Resuming training fails

Question

Resuming training fails

hidoba opened this issue 4 months ago · comments

Vladimir Grankovsky commented 4 months ago

So I removed the flag --overwrite_output_dir to be able to resume the training, and I'm getting the following error:

04/01/2024 00:30:01 - INFO - __main__ - max_steps is given, it will override any value given in num_train_epochs
04/01/2024 00:30:04 - INFO - __main__ - ***** Running training *****
04/01/2024 00:30:04 - INFO - __main__ -   Num examples = 4800000
04/01/2024 00:30:04 - INFO - __main__ -   Instantaneous batch size per device = 8
04/01/2024 00:30:04 - INFO - __main__ -   Gradient accumulation steps = 1
04/01/2024 00:30:04 - INFO - __main__ -   Total train batch size (w. parallel & distributed) = 8
04/01/2024 00:30:04 - INFO - __main__ -   Total optimization steps = 600000
Train steps ... :   0%|                                                                               | 0/600000 [00:00<?, ?it/s]04/01/2024 00:30:04 - INFO - accelerate.accelerator - Loading states from ./checkpoint-5000-epoch-0
Traceback (most recent call last):
  File "/home/vlad/distil-whisper/training/run_distillation.py", line 1682, in <module>
    main()
  File "/home/vlad/distil-whisper/training/run_distillation.py", line 1484, in main
    accelerator.load_state(checkpoint)
  File "/home/vlad/distil-whisper/.venv/lib/python3.10/site-packages/accelerate/accelerator.py", line 2966, in load_state
    load_accelerator_state(
  File "/home/vlad/distil-whisper/.venv/lib/python3.10/site-packages/accelerate/checkpointing.py", line 205, in load_accelerator_state
    models[i].load_state_dict(state_dict, **load_model_func_kwargs)
  File "/home/vlad/distil-whisper/.venv/lib/python3.10/site-packages/torch/nn/modules/module.py", line 2153, in load_state_dict
    raise RuntimeError('Error(s) in loading state_dict for {}:\n\t{}'.format(
RuntimeError: Error(s) in loading state_dict for WhisperForConditionalGeneration:
        Missing key(s) in state_dict: "proj_out.weight".
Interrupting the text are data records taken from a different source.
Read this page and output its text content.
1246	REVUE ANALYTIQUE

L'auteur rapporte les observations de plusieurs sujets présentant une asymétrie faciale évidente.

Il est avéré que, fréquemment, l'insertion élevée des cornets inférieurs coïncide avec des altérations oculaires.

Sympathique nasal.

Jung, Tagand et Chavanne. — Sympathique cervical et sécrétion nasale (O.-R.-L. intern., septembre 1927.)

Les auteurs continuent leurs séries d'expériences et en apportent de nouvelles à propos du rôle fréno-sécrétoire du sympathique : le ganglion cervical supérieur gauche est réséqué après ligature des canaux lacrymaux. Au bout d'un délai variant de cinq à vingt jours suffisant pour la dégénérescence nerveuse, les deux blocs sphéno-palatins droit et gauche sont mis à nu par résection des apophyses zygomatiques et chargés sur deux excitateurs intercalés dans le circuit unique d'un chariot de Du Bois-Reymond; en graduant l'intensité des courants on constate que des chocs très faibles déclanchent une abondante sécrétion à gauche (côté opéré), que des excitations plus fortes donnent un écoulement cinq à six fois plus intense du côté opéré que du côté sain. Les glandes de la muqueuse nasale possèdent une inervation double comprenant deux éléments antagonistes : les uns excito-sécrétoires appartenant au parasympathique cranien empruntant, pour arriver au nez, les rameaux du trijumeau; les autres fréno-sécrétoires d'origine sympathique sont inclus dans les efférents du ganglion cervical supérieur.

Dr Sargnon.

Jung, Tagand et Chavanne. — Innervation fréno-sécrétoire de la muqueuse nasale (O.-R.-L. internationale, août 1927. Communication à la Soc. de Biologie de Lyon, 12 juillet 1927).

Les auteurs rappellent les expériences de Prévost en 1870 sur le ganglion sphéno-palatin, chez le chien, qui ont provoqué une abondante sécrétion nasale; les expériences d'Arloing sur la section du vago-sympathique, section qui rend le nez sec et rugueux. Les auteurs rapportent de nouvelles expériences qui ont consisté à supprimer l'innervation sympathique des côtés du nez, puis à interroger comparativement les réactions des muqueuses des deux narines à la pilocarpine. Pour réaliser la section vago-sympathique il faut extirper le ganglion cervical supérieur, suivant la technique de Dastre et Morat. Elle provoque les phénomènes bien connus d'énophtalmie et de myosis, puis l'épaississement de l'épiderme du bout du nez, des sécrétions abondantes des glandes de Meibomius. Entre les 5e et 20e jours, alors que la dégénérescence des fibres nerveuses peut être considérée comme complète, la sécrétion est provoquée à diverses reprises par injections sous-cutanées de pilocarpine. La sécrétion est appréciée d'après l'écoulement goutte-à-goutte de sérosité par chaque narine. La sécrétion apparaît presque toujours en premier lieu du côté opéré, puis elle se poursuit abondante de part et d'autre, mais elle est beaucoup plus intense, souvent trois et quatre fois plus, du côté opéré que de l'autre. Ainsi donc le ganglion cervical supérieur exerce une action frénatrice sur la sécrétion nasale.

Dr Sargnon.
At the same time, evaluation script works just fine with the same checkpoint.

I'm using Ubuntu 22, rtx 3090 ti.

Vladimir Grankovsky · Answer 1 · Mon Apr 01 2024 06:37:52 GMT+0800 (China Standard Time)

I've also observed this in the log:

04/01/2024 00:35:47 - WARNING - accelerate.utils.other - Removed shared tensor {'proj_out.weight'} while saving. This should be OK, but check by verifying that you don't receive any warning while reloading

Gustavo dos Reis · Answer 2 · Tue Apr 16 2024 06:30:43 GMT+0800 (China Standard Time)
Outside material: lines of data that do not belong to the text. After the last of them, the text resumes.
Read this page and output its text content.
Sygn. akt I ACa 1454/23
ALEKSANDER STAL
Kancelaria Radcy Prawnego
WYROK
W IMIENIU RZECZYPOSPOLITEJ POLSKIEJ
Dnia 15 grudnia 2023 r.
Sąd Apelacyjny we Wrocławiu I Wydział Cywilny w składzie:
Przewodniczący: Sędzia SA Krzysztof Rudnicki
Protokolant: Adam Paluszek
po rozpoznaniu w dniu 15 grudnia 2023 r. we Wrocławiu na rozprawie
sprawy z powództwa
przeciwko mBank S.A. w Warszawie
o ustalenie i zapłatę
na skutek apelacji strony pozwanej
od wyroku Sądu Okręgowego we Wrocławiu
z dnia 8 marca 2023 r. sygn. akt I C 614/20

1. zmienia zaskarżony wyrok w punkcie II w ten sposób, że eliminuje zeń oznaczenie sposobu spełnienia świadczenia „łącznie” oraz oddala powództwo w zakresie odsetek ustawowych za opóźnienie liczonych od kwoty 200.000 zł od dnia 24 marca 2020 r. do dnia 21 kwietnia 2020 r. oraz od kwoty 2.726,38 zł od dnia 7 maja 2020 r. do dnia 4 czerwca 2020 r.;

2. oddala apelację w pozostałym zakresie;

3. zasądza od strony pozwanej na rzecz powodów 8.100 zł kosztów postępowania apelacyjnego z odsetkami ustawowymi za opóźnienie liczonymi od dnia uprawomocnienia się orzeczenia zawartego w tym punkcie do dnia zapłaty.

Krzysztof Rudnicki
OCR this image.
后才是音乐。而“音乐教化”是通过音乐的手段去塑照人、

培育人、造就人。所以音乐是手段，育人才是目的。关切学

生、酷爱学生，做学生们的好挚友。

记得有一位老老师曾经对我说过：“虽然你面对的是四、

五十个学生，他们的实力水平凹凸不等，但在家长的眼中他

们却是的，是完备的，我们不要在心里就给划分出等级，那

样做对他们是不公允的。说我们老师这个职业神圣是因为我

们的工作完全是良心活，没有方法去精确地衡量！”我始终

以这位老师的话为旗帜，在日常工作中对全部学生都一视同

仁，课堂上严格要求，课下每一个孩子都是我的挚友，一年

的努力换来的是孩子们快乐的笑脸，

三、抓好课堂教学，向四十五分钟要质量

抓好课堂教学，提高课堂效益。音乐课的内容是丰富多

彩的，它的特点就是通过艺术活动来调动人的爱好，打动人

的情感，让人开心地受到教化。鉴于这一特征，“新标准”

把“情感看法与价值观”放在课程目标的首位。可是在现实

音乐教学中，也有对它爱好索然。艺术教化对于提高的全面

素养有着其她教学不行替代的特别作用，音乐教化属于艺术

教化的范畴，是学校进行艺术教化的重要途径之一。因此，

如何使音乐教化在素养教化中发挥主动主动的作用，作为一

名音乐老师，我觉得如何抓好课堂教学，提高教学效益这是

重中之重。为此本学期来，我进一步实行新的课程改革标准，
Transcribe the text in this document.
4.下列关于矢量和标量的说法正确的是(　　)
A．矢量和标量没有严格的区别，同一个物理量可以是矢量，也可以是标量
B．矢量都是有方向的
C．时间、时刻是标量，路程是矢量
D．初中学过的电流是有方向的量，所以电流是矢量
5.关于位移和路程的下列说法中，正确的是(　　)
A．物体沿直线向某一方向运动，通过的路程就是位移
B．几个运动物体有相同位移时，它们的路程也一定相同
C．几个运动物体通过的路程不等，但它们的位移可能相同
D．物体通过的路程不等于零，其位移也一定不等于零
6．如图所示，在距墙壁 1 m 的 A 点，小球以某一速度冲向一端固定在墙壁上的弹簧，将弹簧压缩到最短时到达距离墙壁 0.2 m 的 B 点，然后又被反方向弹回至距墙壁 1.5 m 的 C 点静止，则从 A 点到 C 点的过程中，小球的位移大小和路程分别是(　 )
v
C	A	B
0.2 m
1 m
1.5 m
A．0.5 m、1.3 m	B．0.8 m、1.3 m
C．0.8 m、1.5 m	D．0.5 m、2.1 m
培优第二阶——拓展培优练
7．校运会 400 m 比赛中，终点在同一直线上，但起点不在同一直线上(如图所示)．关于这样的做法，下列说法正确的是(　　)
any updates on this ? I'm facing the same problem

Chih-Chiang Chang · Answer 3 · Tue Apr 30 2024 15:44:20 GMT+0800 (China Standard Time)
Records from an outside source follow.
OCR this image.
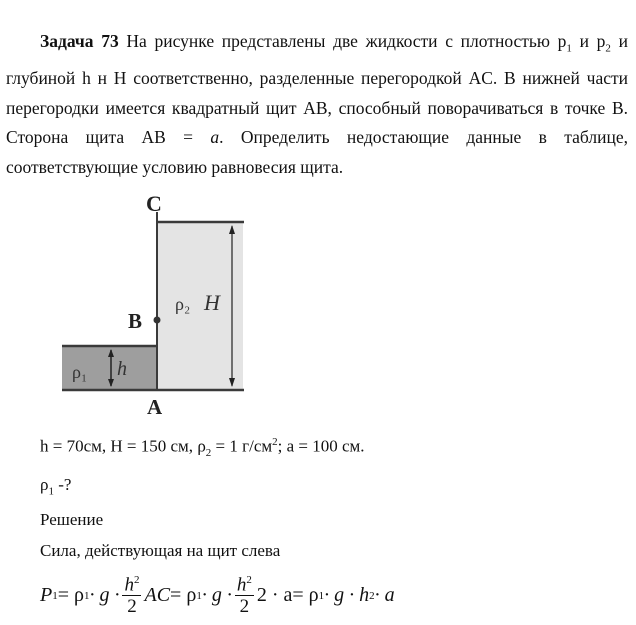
Задача 73 На рисунке представлены две жидкости с плотностью $p_1$ и $p_2$ и глубиной h н H соответственно, разделенные перегородкой AC. В нижней части перегородки имеется квадратный щит AB, способный поворачиваться в точке B. Сторона щита AB = a. Определить недостающие данные в таблице, соответствующие условию равновесия щита.
C
B
A
ρ₁ h
ρ₂ H
h = 70см, H = 150 см, $\rho_2 = 1$ $г/см^2$; a = 100 см.
$\rho_1$ -?
Решение
Сила, действующая на щит слева
P 1 = ρ $1 \cdot g \cdot \frac{h^2}{2}$ AC = ρ $1 \cdot g \cdot \frac{h^2}{2} 2 \cdot a = \rho$ 1 · g · h 2 · a
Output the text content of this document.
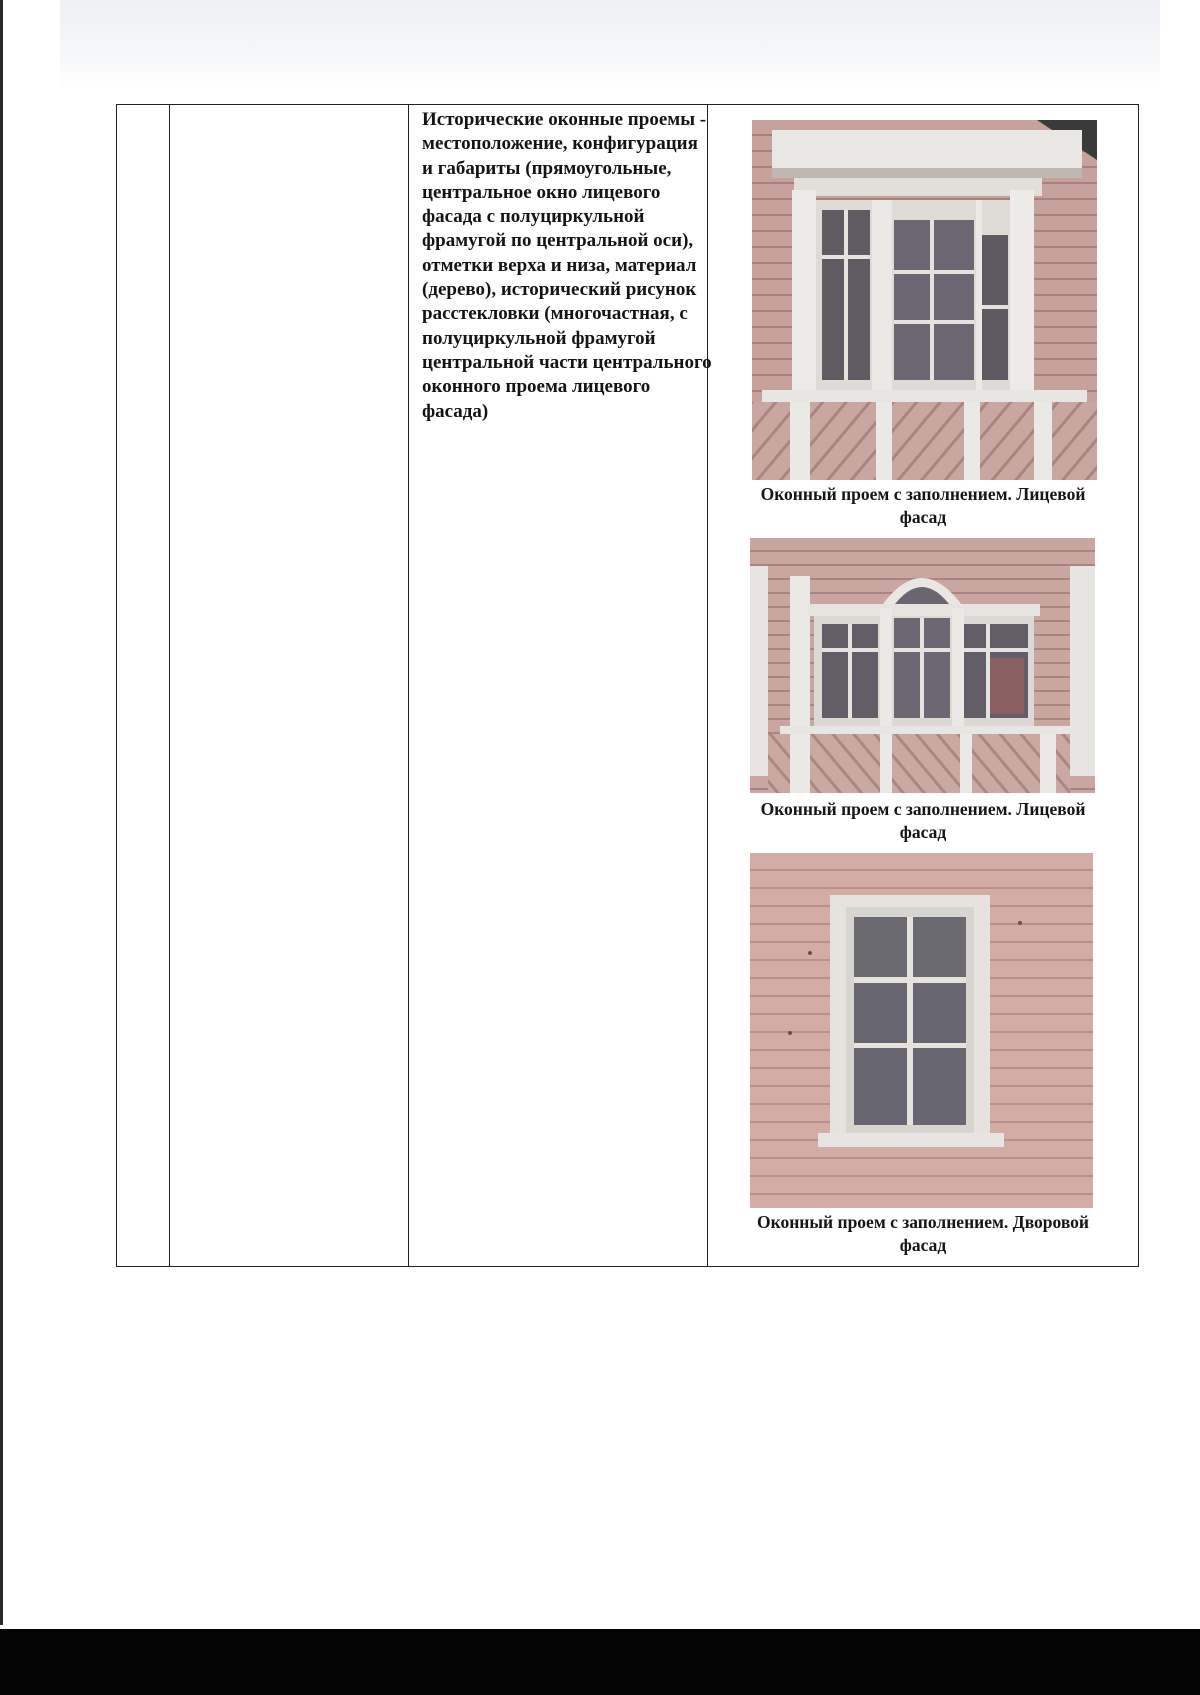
Исторические оконные проемы - местоположение, конфигурация и габариты (прямоугольные, центральное окно лицевого фасада с полуциркульной фрамугой по центральной оси), отметки верха и низа, материал (дерево), исторический рисунок расстекловки (многочастная, с полуциркульной фрамугой центральной части центрального оконного проема лицевого фасада)
Оконный проем с заполнением. Лицевой
фасад
Оконный проем с заполнением. Лицевой
фасад
Оконный проем с заполнением. Дворовой
фасад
Here's a temporary fix according to https://huggingface.co/docs/safetensors/torch_shared_tensors

Modify load_accelerator_state(): https://github.com/huggingface/accelerate/blob/main/src/accelerate/checkpointing.py#L153

-from safetensors.torch import load_file
+from safetensors.torch import load_model
...
    if input_model_file.exists():
-       state_dict = load_file(input_model_file, device=str(map_location))
+       load_model(models[i], input_model_file, device=str(map_location), **load_model_func_kwargs)
    else:
        # Load with torch
        input_model_file = input_dir.joinpath(f"{MODEL_NAME}{ending}.bin")
        state_dict = torch.load(input_model_file, map_location=map_location)
-   models[i].load_state_dict(state_dict, **load_model_func_kwargs)
+       models[i].load_state_dict(state_dict, **load_model_func_kwargs)